21 Temmuz 2022 tarihinde Van Gölü ve çevresi “Doğal Sit-Sürdürülebilir Koruma ve Kontrollü Kullanım Alanı” olarak tescil edilmiş, ilgili karar Resmi Gazete'de yayımlanmıştı. Gölün, Çevre Şehircilik ve İklim Değişikliği Bakanlığı tarafından alınan karar ile doğal sit alanı olarak ilan edildiği günden bu yana söz konusu karar tartışma konusu olmuştu. Kentteki dinamikler, göl kıyısının kontrollü bir ranta kurban edileceğini dillendirmişti.
Tartışmalar devam ediyorken Van Akademik Odalar Birliği ve Demokrasi Platformu, karara karşı idari işlemin durdurulması istemiyle dava açtı. Van Adliyesi’ne giden STK temsilcileri burada dava dilekçesini sunduktan sonra ortak bir metin ile basın açıklaması düzenledi. Van Barosu Tahir Elçi Konferans Salonu’nda düzenlenen basın toplantısına kentteki birçok STK temsilcisi katıldı. Basın metnini ise Van Eczacılar Odası Başkanı ve Van Akademik Odalar Birliği Dönem Sözcüsü Fikret Baransel okudu.
'Doğal Sit Sürdürülebilir Koruma ve Kontrollü Kullanım Alanı’ ilanı en düşük sit alanlarını ifade ediyor’
Gölde devam eden tahribatlara ve alınması gereken tedbirlere değinerek konuşmasına başlayan Baransel, Van Gölü için alınan ‘Doğal Sit Sürdürülebilir Koruma ve Kontrollü Kullanım Alanı’ şeklindeki karara ilişkin yanlış algıların olduğuna işaret etti. Baransel, "Van Gölü'nün korunması için çok ciddi yasal tedbirler alınmalıdır. Özellikle Van Gölü’nü Koruma Kanunu'nun çıkarılması ana talebimiz olup, bu yöndeki ısrarımız devam etmektedir. Ancak 30 Haziran 2022’de Resmi Gazetede yayımlanan Cumhurbaşkanlığı Kararnamesi ile Van Gölü ‘Doğal Sit Sürdürülebilir Koruma ve Kontrollü Kullanım Alanı’ olarak ilan edilmiştir. Bu, en düşük korumaya sahip sit alanlarını ifade etmektedir. Bu düzenleme ile sit alanı içerisinde yapılacak faaliyet ve yapılaşmalar engellenmemiştir, kamuoyunda bu konuda yanlış bir algı oluşmuştur” ifadelerini kullandı.
"Yapılaşmaya yol açan düzenlemeye dair hatadan bir an önce vazgeçilmesi lazım"

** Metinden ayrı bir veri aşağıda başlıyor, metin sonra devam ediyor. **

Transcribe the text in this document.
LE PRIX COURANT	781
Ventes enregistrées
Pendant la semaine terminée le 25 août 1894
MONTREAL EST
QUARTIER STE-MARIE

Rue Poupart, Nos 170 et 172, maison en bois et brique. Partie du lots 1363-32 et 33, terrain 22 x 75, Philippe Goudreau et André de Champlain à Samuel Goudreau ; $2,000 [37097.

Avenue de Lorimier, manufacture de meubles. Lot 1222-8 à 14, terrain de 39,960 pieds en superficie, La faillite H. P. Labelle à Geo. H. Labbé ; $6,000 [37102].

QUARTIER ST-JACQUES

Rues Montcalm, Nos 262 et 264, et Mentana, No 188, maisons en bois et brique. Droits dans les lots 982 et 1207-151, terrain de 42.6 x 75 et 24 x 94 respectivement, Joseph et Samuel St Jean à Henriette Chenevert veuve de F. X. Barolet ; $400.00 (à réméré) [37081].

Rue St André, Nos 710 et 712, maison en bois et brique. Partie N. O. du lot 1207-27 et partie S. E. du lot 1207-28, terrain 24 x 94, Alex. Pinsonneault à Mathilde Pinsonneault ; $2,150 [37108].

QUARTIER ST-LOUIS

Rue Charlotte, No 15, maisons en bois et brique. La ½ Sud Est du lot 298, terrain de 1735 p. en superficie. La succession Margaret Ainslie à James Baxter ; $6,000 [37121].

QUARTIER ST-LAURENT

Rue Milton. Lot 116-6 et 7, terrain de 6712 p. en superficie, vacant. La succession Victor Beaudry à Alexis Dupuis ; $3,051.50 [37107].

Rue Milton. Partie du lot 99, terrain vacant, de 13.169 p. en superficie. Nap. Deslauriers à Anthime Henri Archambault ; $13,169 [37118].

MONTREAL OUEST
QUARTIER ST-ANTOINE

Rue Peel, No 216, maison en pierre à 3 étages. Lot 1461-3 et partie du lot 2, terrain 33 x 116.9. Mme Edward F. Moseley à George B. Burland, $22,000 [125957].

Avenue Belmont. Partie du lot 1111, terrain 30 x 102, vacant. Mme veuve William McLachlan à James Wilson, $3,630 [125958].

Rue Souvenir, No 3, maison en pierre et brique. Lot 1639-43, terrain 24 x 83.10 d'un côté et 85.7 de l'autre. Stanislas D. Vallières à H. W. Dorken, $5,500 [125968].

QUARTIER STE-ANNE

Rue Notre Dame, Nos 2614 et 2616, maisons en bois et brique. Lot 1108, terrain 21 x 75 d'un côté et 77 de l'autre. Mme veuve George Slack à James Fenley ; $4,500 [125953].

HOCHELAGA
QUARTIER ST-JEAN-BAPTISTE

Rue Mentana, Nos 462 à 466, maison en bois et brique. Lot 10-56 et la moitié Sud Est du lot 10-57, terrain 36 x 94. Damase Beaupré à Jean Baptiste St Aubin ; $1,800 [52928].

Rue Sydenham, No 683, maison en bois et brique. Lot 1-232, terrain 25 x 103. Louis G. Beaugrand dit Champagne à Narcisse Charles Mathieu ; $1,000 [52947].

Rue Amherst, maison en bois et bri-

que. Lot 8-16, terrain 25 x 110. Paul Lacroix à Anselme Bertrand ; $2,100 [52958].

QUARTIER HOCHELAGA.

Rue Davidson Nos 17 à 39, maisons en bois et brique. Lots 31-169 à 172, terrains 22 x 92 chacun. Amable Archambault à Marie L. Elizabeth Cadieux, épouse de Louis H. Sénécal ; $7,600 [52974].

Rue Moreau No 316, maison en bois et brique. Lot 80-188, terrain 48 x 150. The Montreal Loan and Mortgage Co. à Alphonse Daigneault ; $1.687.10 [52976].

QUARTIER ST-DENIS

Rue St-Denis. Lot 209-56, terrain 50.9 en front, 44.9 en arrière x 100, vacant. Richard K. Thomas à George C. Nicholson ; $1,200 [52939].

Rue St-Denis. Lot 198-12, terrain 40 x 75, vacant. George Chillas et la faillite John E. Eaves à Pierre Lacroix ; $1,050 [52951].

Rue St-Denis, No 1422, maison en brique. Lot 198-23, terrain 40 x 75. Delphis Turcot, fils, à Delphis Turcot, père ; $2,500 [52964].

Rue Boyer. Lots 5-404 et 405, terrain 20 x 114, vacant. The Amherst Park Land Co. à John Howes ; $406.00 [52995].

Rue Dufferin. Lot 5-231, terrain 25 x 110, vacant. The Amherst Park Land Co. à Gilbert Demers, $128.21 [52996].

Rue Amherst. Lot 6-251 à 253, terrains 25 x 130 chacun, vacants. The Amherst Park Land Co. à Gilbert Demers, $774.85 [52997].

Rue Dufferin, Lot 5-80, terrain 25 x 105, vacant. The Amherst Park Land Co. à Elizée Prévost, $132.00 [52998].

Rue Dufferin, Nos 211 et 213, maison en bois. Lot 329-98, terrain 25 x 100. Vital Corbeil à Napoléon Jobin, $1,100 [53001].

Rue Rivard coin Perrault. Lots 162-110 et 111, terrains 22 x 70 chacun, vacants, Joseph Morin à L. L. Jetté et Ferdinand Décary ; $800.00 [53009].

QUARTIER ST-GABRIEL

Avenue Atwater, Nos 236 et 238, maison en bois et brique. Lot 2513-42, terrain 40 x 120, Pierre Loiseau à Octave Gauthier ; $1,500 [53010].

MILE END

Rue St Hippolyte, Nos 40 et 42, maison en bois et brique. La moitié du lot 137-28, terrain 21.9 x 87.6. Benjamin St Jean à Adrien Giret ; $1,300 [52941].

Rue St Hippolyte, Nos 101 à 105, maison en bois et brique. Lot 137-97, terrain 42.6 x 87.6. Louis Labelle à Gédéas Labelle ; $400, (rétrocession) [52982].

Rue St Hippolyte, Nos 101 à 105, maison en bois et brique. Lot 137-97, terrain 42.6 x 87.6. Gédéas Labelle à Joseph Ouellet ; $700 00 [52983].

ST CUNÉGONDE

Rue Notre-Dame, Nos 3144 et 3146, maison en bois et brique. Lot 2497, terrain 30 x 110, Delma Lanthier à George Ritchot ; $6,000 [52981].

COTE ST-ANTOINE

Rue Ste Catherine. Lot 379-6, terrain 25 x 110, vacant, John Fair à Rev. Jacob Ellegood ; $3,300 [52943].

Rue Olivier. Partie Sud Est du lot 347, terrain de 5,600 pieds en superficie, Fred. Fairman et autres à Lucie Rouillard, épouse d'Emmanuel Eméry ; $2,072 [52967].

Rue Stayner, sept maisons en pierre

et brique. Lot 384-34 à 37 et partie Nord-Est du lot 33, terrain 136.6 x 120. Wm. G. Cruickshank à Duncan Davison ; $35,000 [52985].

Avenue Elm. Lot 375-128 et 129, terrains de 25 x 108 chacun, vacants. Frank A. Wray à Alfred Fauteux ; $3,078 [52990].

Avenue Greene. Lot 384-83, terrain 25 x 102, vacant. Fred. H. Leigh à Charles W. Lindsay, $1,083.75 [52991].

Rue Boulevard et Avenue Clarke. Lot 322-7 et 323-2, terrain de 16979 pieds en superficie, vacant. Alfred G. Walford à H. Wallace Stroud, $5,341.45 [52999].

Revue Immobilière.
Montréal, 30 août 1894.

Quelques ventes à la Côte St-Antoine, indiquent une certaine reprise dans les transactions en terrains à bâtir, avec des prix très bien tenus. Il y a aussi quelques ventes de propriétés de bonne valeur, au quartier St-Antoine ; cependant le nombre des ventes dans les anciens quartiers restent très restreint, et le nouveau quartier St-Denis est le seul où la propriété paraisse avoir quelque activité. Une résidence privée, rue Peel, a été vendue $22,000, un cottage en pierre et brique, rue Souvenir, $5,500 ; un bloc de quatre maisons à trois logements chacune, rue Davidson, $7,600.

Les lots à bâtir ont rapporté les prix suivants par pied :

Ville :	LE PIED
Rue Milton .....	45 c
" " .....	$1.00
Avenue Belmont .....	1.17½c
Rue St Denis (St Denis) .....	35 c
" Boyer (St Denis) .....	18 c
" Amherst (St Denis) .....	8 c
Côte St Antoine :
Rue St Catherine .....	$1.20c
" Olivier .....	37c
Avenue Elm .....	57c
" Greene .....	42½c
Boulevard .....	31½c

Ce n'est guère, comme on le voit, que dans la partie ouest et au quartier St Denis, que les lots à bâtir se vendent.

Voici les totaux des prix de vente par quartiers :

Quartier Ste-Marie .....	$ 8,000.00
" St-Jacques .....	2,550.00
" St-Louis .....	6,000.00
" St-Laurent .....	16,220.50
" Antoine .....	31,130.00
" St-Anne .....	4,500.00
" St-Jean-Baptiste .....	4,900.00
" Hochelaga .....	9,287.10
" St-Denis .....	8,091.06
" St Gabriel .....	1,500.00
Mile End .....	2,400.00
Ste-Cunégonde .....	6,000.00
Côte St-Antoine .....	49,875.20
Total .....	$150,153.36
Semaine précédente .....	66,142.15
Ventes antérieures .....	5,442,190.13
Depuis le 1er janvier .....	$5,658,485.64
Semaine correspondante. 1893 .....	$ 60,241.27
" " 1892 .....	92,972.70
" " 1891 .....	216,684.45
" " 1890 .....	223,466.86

"Van Gölü’nün kesin korunacak hassas alanlar ya da nitelikli koruma alanları olarak koruma altına alınması gerekirken, yapılaşmaya yol açan düzenlemeye dair hatadan bir an önce vazgeçilmesi ve Van Gölü’nü koruyacak olan samimi yasal düzenlemelerin yapılması gerektiğini söylüyoruz” sözlerine yer veren Baransel, kararın iptali için yaptıkları hukuki başvurunun olumlu karşılanmasına inandıklarını belirtti ve şu şekilde devam etti: “Tüm bu nedenlerle Van Akademik Odalar Birliği ile Demokrasi Platformu'nun bileşenleri olarak kararın iptali için bu gün yargı yoluna başvurulmuştur. Bugün itibariyle başlatmış olduğumuz yargı süreciyle birlikte Van Gölü Havzası için büyük bir tehlike oluşturan, turizm, sanayi tesisleri ile yapılaşmaya zemin hazırlayan ve hazırlanış amacı itibariyle korumaktan çok yok olmasına sebep olacak olan ilgili düzenlemenin iptal edilmesi gerektiği inancını taşımaktayız."
İmzacı kurumlar
Açıklanan basın metnine imza atan kurumlar ise şöyle; Van Barosu, Çevre Tarihi Eserleri Koruma Araştırma ve Geliştirme Derneği (ÇEV-DER), Van-Hakkari-Bitlis Eczacılar Odası, Van-Hakkari Tabip Odası, Özgürlük İçin Hukukçular Derneği (ÖHD), İnsan Hakları Derneği (İHD) Van Şubesi, Türkiye Mimar ve Mühendisler Odası Birliği (TMOBB) Van İl Koordinasyon Kurulu (İKK), Van Diş Hekimleri Odası, Van Serbest Muhasebeci Mali Müşavirler Odası (SMMMO), Kamu Emekçileri Sendikaları Konfederasyonu (KESK) Van Şubeler Platformu.